Türa-jagnéle s.m. = Cavadenti.
Va bene anche scritto tïra-jagnéle, avendo la stessa pronuncia (omofono).
Fino alla metà del secolo scorso, esisteva un personaggio che esercitava abusivamente la professione medica, un praticone che “curava” i denti malati. Il più delle volte estirpava i denti cariati senza alcun aiuto di anestesia.
Costui, su richiesta, si recava al domicilio dei malcapitati pazienti, perché non poteva avere un ambulatorio dentistico vero e proprio come lo intendiamo noi. Diciamo che era un “ambulante”, come tutti i commerciante dell’epoca.
Certamente esistevano anche i medici dentisti, ma evidentemente per questioni economiche questa figura riusciva a trarre da vivere dalla sua “professione”, quantunque temuta.
Il termine è composto da Türa = da tirare (non turare), cavare, estrarre e jagnéle = dente molare.
O, in maniera abbreviata, “u trijagnéle”, era il signor Ginetto, collaboratore del dottor Melucco (‘u purtungiüne al secondo piano di C.so Manfredi, di fronte alla farmacia Murgo).
Era molto pratico e bravo e lo si preferiva al medico dentista.

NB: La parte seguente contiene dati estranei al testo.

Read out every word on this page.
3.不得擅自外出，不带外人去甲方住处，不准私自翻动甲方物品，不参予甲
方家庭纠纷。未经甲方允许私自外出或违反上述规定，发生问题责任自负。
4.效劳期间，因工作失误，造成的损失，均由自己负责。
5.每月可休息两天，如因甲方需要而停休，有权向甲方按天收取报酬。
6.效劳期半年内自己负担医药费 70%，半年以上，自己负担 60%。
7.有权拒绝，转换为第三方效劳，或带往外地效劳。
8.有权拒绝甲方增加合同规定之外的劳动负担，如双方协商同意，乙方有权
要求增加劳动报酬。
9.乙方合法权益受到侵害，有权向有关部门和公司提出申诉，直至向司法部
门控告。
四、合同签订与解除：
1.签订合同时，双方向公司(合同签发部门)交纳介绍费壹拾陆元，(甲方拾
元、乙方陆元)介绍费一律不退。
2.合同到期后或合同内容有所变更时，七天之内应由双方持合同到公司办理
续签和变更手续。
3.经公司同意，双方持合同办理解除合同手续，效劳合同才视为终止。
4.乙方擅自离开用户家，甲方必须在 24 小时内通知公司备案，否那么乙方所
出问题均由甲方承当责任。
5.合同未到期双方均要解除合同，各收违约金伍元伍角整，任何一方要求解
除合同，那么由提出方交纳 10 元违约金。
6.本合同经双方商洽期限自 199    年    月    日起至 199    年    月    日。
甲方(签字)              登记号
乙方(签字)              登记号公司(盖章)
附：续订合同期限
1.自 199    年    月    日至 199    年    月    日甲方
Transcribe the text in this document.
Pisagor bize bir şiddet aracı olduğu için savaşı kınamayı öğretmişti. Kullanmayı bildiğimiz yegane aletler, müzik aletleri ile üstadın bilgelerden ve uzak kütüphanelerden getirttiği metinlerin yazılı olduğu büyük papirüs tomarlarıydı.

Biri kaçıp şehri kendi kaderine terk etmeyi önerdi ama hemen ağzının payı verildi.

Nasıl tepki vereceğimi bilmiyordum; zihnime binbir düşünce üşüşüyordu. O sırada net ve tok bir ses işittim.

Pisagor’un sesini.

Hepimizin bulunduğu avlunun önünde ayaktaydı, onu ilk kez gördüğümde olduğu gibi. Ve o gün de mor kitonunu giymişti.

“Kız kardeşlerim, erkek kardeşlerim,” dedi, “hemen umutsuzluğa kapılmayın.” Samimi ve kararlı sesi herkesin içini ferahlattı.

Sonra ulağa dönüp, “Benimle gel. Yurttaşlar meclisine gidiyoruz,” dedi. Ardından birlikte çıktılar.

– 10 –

Allora si praticavano le otturazioni con amalgama al piombo e si impiantavano i denti di argento (popolino) e di oro per i più benestanti.
I danni cagionati da queste pratiche errate non furino mai quantificati e non so il perché…
Il lettore ENZO RENATO, a proposito del cavadenti, aggiunge:
«Stesso iter antropologico del Cerusico.
Infatti il Giuramento di Ippocrate rinnega “l’operazione della pietra”, cioè la Chirurgia.
Quindi sia la speculazione scientifica mediante dissezione (l’Anatomia), sia la cura “de curtorum” (cruenta o strumentale: pietra prima e ferri poi) delle malattie erano relegate ai “pratici” (barbieri ad esempio).
Mentre alchimisti, maghi e astronomi imponevano le mani e somminustravano intrugli (il Medico).